Hepimizin bildiği Dreyfus davası,  değil Fransa’da, tüm dünyada tartışma yaratmış, Fransa’yı adamakıllı sarsmış; siyasi, hukuki ve askeri bir skandal olmuştur.  Edebiyatçı Zola’nın  “suçluyorum”  adıyla yazdığı makale ile edebiyatın tarih değiştirebilecek gücü olduğunu göstermiştir. Bizde de 1922’de yayınlanan Çalıkuşu, Mustafa Kemal’i çok etkilemiş, roman cumhuriyet sonrası yaptığı yeniliklerde Atatürk’e ilham kaynağı olmuştur. Bunlar edebiyatın siyaset karşısında kazandığı zaferlerdir. Onun için derneğin edebiyata hiç yer vermemesi büyük haksızlıktır.

Bir dernek adında “Bilim, Sanat ve Edebiyat” sözcüklerini taşıyorsa, sorumluluğu sıradan bir şiir kulübünden çok daha büyüktür. Bu dernek bilimi merkeze almalı; romanı, araştırmayı, tiyatroyu ve düşünsel üretimi teşvik etmeli; topluma öncülük edecek nitelikli çalışmalar üretmelidir. Buna karşın biz, salonu dolduran üç-beş şairin alkışına sığınmayı yeterli sayıyor; bilimin “soğuk yüzünden” kaçarken aslında kendi geleceğimizi soğutuyoruz.

Oysa biliyoruz ki medeniyet şiir okunarak değil; bilim üretilerek, roman yazılarak, eleştirinin ışığıyla yol alınarak kurulur. Eğer derneğimiz bu çizgiyi benimsemiyorsa, adıyla taşıdığı sorumluluğa ihanet ediyor demektir.

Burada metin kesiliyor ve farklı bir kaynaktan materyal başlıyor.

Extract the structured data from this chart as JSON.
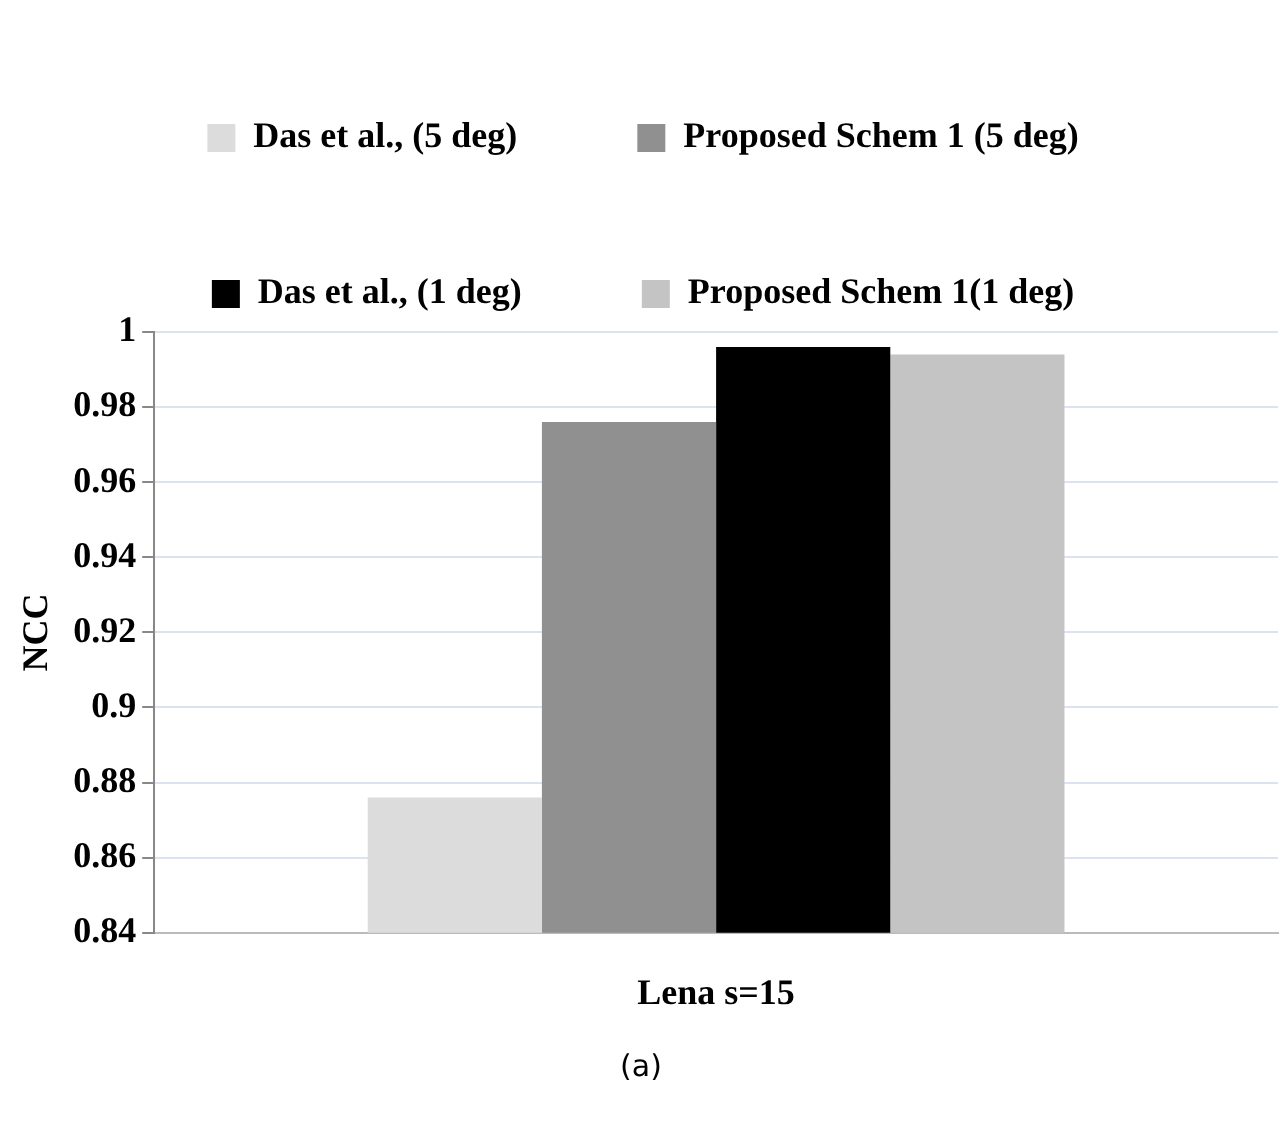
{
  "chart_data": {
    "type": "bar",
    "ylabel": "NCC",
    "categories": [
      "Lena s=15"
    ],
    "series": [
      {
        "name": "Das et al., (5 deg)",
        "color": "#dcdcdc",
        "values": [
          0.876
        ]
      },
      {
        "name": "Proposed Schem 1 (5 deg)",
        "color": "#909090",
        "values": [
          0.976
        ]
      },
      {
        "name": "Das et al., (1 deg)",
        "color": "#000000",
        "values": [
          0.996
        ]
      },
      {
        "name": "Proposed Schem 1(1 deg)",
        "color": "#c4c4c4",
        "values": [
          0.994
        ]
      }
    ],
    "ylim": [
      0.84,
      1
    ],
    "yticks": [
      0.84,
      0.86,
      0.88,
      0.9,
      0.92,
      0.94,
      0.96,
      0.98,
      1
    ],
    "grid": "y",
    "legend": "top",
    "annotations": [
      "(a)"
    ]
  }
}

Türk edebiyatına baktığımızda Sabahattin Ali’nin Kürk Mantolu Madonna’sı, Oğuz Atay’ın Tutunamayanlar’ı, Yaşar Kemal’in İnce Memed’i, Orhan Kemal’in Bereketli Topraklar Üzerinde’si, Kemal Tahir’in Devlet Ana’sı, Yakup Kadri’nin Yaban’ı, Halit Ziya’nın Aşk-ı Memnusu edebiyat değilse nedir?

Hikâyeciliğimiz de güçlüdür: Dede Korkut Hikâyeleri’nden başlayıp Sami Paşazade Sezai, Sait Faik, Sabahattin Ali, Kemal Tahir, Orhan Kemal, Rıfat Ilgaz, Aziz Nesin, Tarık Buğra, Oğuz Atay, Adalet Ağaoğlu ve Füruzan’a uzanan bir zincir… Bunlar edebiyat değilse nedir?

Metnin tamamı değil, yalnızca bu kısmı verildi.